Il 7 ottobre, all’alba, il suo Sposo viene a prenderla: è il giorno della Beata Vergine del Rosario. Le sue ultime parole sussurrate alla mamma, dopo averle passata delicatamente la mano tra i capelli, sono: «Sii felice, perché io lo sono. Ciao».
Riporto in maniera molto breve l’esperienza di un caro amico, don Mauro Giallombardo, che vive a Messina e che, nel momento più duro della sua vita ha sentito accanto a sé la presenza speciale della Beata.
«Era ottobre, il mese dedicato alla Madonna del Rosario, a cui è dedicata la parrocchia a me affidata (Chiara Luce è morta proprio il 7 ottobre), quando ho avuto conferma che dovevo subire un intervento di tumore osseo al bacino. Io sono convinto che, per aiutarmi ad affrontare questo dolore, il Signore mi ha fatto incontrare con Chiara Luce. Mia madre, che ignorava la diagnosi fatta dai medici, ma nel suo cuore sentiva che qualcosa non era chiaro, un giorno mi fa notare un articolo su Chiara Badano, nel settimanale Famiglia Cristiana. Era Gesù che, attraverso Chiara e la sua storia, mi invitava a fidarmi solo di Lui. Tutto Amore. Nel mese di maggio 1998 parto per Bologna, dove con una serie di Day Hospital mi preparo all’intervento. Non sono mancate le difficoltà e il pensiero della morte mi ritornava spesso in mente. Confidavo e consegnavo le mie preoccupazioni, i miei desideri, la mia nostalgia per i miei cari, la bellezza della vita e le mie paure allo Sposo Gesù e a Chiara.
L’intervento è stato fissato per il 14 giugno e poi rinviato al 18 giugno 1998. Oltre cinque ore di intervento… Tornando al mio intervento, devo precisare che la prima diagnosi dei medici (una volta scoperto il male) era stata di un condrosarcoma, tumore osseo maligno, e, dopo l’operazione, il chirurgo conferma ai miei cari che si trattava quasi sicuramente di una forma maligna e che con i risultati dell’esame istologico sarebbe stato più preciso. L’esame diagnostico era osteoblastoma: una forma di tumore non degenerativo, ma molto esteso. Avevano eseguito un intervento molto invasivo. Molte paure erano rimaste, anche durante la riabilitazione, paura di non essere più autosufficiente, di non poter più fare la stessa vita, ma soprattutto paura del riaffacciarsi del male, e ci pensavo in prossimità dei controlli cu dovevo sottopormi.

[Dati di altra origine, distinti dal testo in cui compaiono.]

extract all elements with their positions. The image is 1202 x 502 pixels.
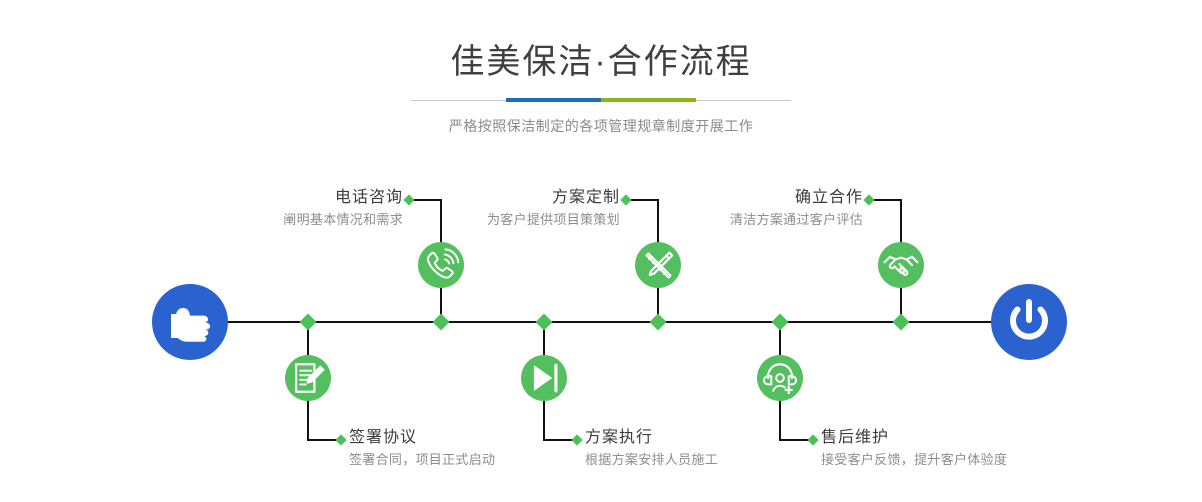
step-label-bottom-3: 售后维护 接受客户反馈，提升客户体验度	[821, 428, 1121, 469]
step-subtitle: 根据方案安排人员施工	[585, 451, 845, 469]
step-label-top-2: 方案定制 为客户提供项目策策划	[372, 188, 620, 229]
step-node-bottom-3[interactable]	[757, 355, 803, 401]
step-label-top-1: 电话咨询 阐明基本情况和需求	[155, 188, 403, 229]
connector-lines	[308, 200, 901, 440]
step-subtitle: 为客户提供项目策策划	[372, 211, 620, 229]
flow-chart-page: 佳美保洁·合作流程 严格按照保洁制定的各项管理规章制度开展工作	[0, 0, 1202, 502]
step-subtitle: 签署合同，项目正式启动	[349, 451, 609, 469]
step-label-bottom-2: 方案执行 根据方案安排人员施工	[585, 428, 845, 469]
step-title: 确立合作	[615, 188, 863, 208]
step-subtitle: 清洁方案通过客户评估	[615, 211, 863, 229]
step-node-bottom-2[interactable]	[521, 355, 567, 401]
step-title: 签署协议	[349, 428, 609, 448]
step-node-top-2[interactable]	[635, 242, 681, 288]
step-label-bottom-1: 签署协议 签署合同，项目正式启动	[349, 428, 609, 469]
step-node-top-1[interactable]	[418, 242, 464, 288]
step-label-top-3: 确立合作 清洁方案通过客户评估	[615, 188, 863, 229]
step-node-bottom-1[interactable]	[285, 355, 331, 401]
start-endpoint[interactable]	[152, 284, 228, 360]
step-title: 方案执行	[585, 428, 845, 448]
label-diamond-markers	[335, 194, 874, 445]
process-flow-diagram: 电话咨询 阐明基本情况和需求 方案定制 为客户提供项目策策划 确立合作 清洁方案…	[0, 0, 1202, 502]
step-subtitle: 接受客户反馈，提升客户体验度	[821, 451, 1121, 469]
step-title: 售后维护	[821, 428, 1121, 448]
step-subtitle: 阐明基本情况和需求	[155, 211, 403, 229]
step-title: 方案定制	[372, 188, 620, 208]
step-title: 电话咨询	[155, 188, 403, 208]
end-endpoint[interactable]	[991, 284, 1067, 360]
step-node-top-3[interactable]	[878, 242, 924, 288]
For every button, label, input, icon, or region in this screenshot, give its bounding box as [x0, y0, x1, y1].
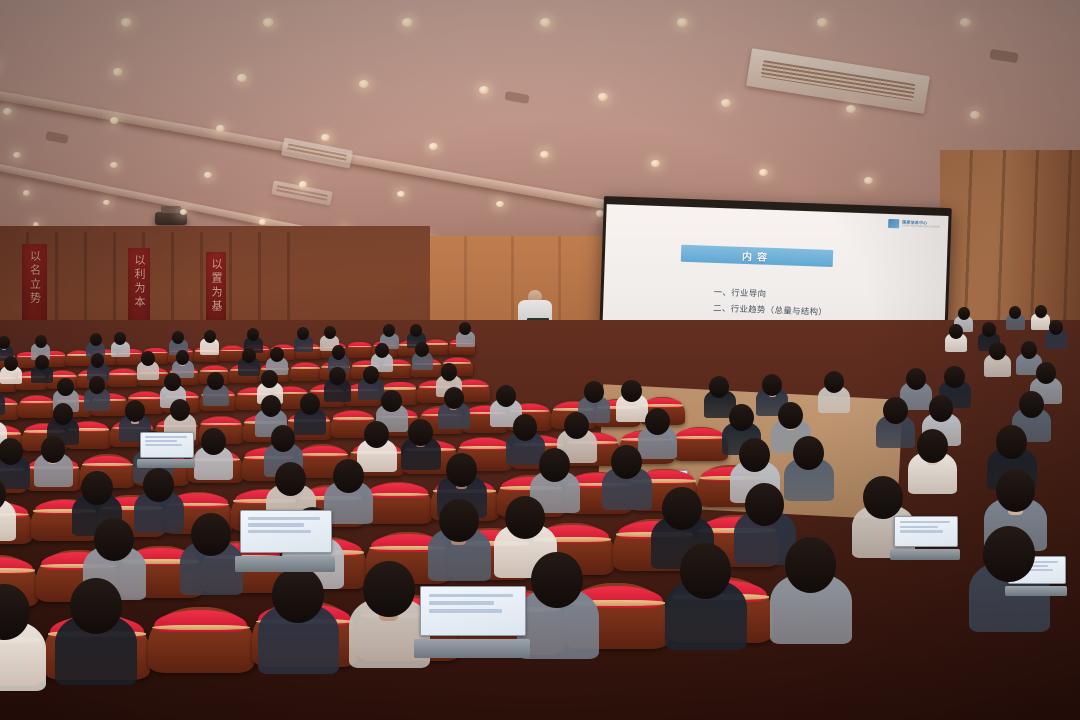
ceiling-speaker [45, 131, 68, 144]
audience-head [41, 436, 66, 463]
wall-banner: 以利为本 [128, 248, 150, 324]
audience-head [785, 537, 837, 593]
audience-head [709, 376, 729, 398]
ceiling-downlight [677, 18, 688, 27]
ceiling-downlight [237, 74, 247, 82]
audience-head [513, 414, 538, 441]
audience-head [824, 371, 844, 393]
ceiling-downlight [817, 18, 828, 27]
slide-title-banner: 内容 [681, 245, 834, 267]
laptop-keyboard [137, 459, 195, 468]
laptop-keyboard [1005, 586, 1068, 596]
wall-banner: 以置为基 [206, 252, 226, 322]
audience-head [793, 436, 824, 470]
audience-head [94, 518, 134, 561]
audience-head [1009, 306, 1021, 319]
audience-head [989, 342, 1006, 360]
wall-banner: 以名立势 [22, 244, 47, 328]
ceiling-downlight [496, 201, 504, 207]
audience-head [1035, 305, 1047, 318]
audience-head [91, 353, 105, 368]
ceiling-downlight [299, 181, 307, 187]
audience-head [645, 408, 670, 435]
ceiling-downlight [540, 18, 551, 27]
audience-head [191, 513, 231, 556]
seat [673, 427, 728, 461]
ceiling-downlight [651, 160, 660, 167]
laptop-keyboard [414, 639, 530, 658]
organization-logo: 国家信息中心 STATE INFORMATION CENTER [888, 219, 940, 230]
audience-head [944, 366, 964, 388]
audience-head [204, 330, 216, 343]
ceiling-downlight [846, 105, 856, 113]
audience-head [0, 438, 23, 465]
seat [347, 342, 373, 358]
logo-mark-icon [888, 219, 899, 228]
audience-head [662, 487, 702, 530]
auditorium-scene: 以名立势 以利为本 以置为基 国家信息中心 STATE INFORMATION … [0, 0, 1080, 720]
wall-banner-text: 以名立势 [27, 250, 43, 306]
audience-head [57, 378, 74, 396]
seat [364, 482, 432, 524]
audience-head [410, 324, 422, 337]
audience-head [35, 355, 49, 370]
audience-head [531, 552, 583, 608]
ceiling-downlight [110, 162, 118, 168]
ceiling-speaker [504, 91, 529, 104]
audience-head [297, 327, 309, 340]
ceiling-downlight [110, 117, 119, 124]
logo-subtitle: STATE INFORMATION CENTER [902, 225, 940, 229]
laptop-screen [240, 510, 332, 553]
audience-head [762, 374, 782, 396]
audience-head [201, 428, 226, 455]
audience-head [275, 462, 306, 496]
audience-head [441, 363, 458, 381]
audience-head [906, 368, 926, 390]
audience-head [261, 395, 281, 417]
audience-head [70, 578, 122, 634]
laptop-screen [140, 432, 194, 458]
list-item: 二、行业趋势（总量与结构） [713, 302, 827, 318]
audience-head [996, 469, 1036, 512]
ceiling-downlight [721, 99, 731, 107]
audience-head [680, 543, 732, 599]
audience-head [983, 526, 1035, 582]
ceiling-downlight [13, 152, 21, 158]
audience-head [176, 350, 190, 365]
seat [148, 607, 254, 673]
audience-head [958, 307, 970, 320]
ceiling-speaker [989, 49, 1018, 63]
audience-head [363, 366, 380, 384]
air-vent [281, 137, 353, 168]
audience-head [496, 385, 516, 407]
audience-head [0, 336, 10, 349]
ceiling-downlight [970, 111, 980, 119]
laptop-screen [420, 586, 526, 636]
audience-head [1036, 362, 1056, 384]
audience-head [172, 331, 184, 344]
audience-head [439, 499, 479, 542]
seat [108, 368, 139, 387]
audience-head [778, 402, 803, 429]
audience-head [363, 561, 415, 617]
ceiling-downlight [113, 68, 123, 76]
audience-head [1019, 391, 1044, 418]
ceiling-downlight [402, 18, 413, 27]
list-item: 一、行业导向 [714, 286, 828, 302]
ceiling-downlight [960, 18, 971, 27]
audience-head [729, 404, 754, 431]
audience-head [564, 412, 589, 439]
audience-head [324, 326, 336, 339]
audience-head [272, 567, 324, 623]
audience-head [270, 347, 284, 362]
laptop [240, 510, 330, 572]
laptop [420, 586, 524, 658]
ceiling-downlight [121, 18, 132, 27]
ceiling-downlight [864, 177, 873, 184]
ceiling-downlight [321, 134, 330, 141]
audience-head [381, 390, 401, 412]
audience-head [408, 419, 433, 446]
ceiling-downlight [759, 169, 768, 176]
laptop-keyboard [890, 549, 959, 560]
audience-head [929, 395, 954, 422]
laptop-screen [894, 516, 958, 547]
audience-head [207, 372, 224, 390]
ceiling-downlight [598, 93, 608, 101]
audience-head [917, 429, 948, 463]
audience-head [446, 453, 477, 487]
ceiling-downlight [23, 190, 30, 196]
laptop-keyboard [235, 556, 336, 572]
audience-head [1021, 341, 1038, 359]
audience-head [505, 496, 545, 539]
seat [290, 362, 321, 381]
audience-head [141, 351, 155, 366]
audience-head [332, 345, 346, 360]
ceiling-downlight [429, 143, 438, 150]
laptop [894, 516, 956, 560]
wall-banner-text: 以置为基 [208, 258, 224, 314]
audience-head [81, 471, 112, 505]
audience-head [863, 476, 903, 519]
audience-head [261, 370, 278, 388]
wall-banner-text: 以利为本 [131, 254, 147, 310]
audience-head [90, 333, 102, 346]
audience-head [333, 459, 364, 493]
audience-head [375, 343, 389, 358]
audience-head [364, 421, 389, 448]
audience-head [170, 399, 190, 421]
ceiling-downlight [259, 219, 266, 225]
audience-head [415, 342, 429, 357]
audience-head [242, 348, 256, 363]
ceiling-downlight [359, 80, 369, 88]
audience-head [35, 335, 47, 348]
audience-head [949, 324, 963, 339]
ceiling-downlight [397, 191, 405, 197]
audience-head [4, 356, 18, 371]
audience-head [125, 400, 145, 422]
audience-head [444, 387, 464, 409]
air-vent [746, 48, 930, 114]
ceiling-downlight [263, 18, 274, 27]
audience-head [329, 367, 346, 385]
seat [18, 395, 55, 418]
ceiling-downlight [540, 151, 549, 158]
audience-head [611, 445, 642, 479]
ceiling-downlight [204, 172, 212, 178]
audience-head [621, 380, 641, 402]
laptop [140, 432, 192, 468]
ceiling-downlight [479, 86, 489, 94]
ceiling-downlight [103, 200, 110, 206]
slide-title-text: 内容 [742, 248, 773, 264]
audience-head [883, 397, 908, 424]
ceiling-downlight [3, 108, 12, 115]
audience-head [745, 483, 785, 526]
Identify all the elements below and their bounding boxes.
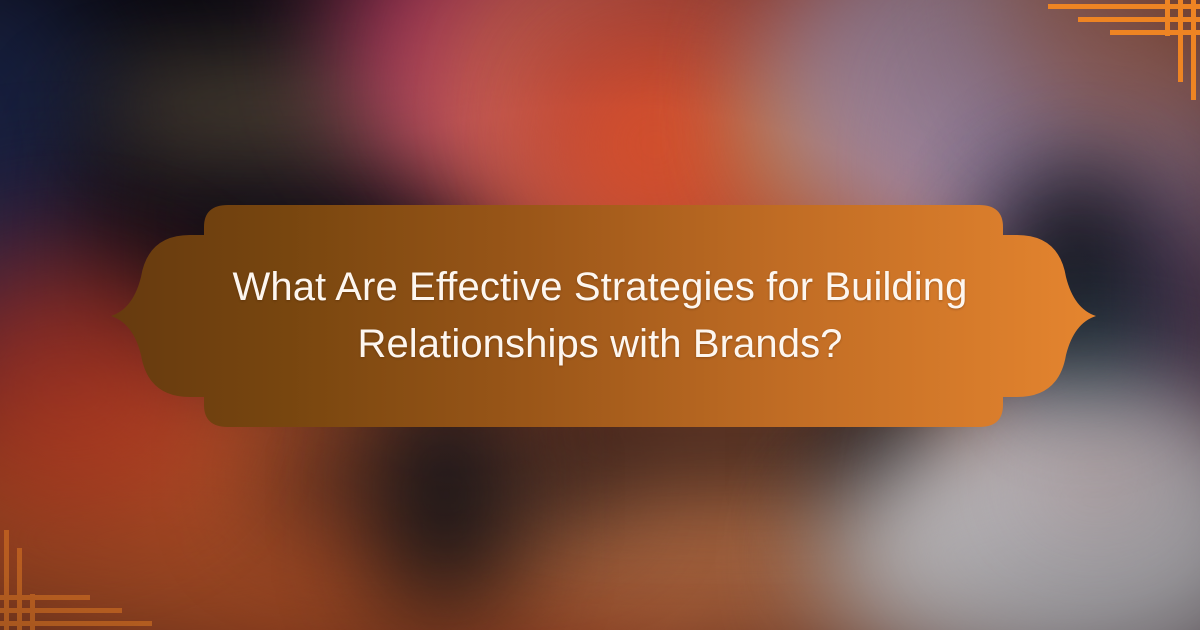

Proprio durante la preparazione del primo controllo, mentre mi trovavo dal medico per farmi prescrivere le varie richieste di analisi, la tac e la scintigrafia ossea, aspettando il mio turno, prendo una rivista e di nuovo trovo l’articolo su Chiara Luce; forse aveva sentito la mia paura o, quantomeno, il mio bisogno di essere sostenuto. Chiara Luce è il mio Angelo ed il rapporto con lei continua anche oggi. Mi sentivo spinto a parlarle, a confidarmi e a confidare in Lei ed ho avuto la sensazione che mi chiedesse di far conoscere la sua storia; così scrivo e parlo di lei per farla conoscere».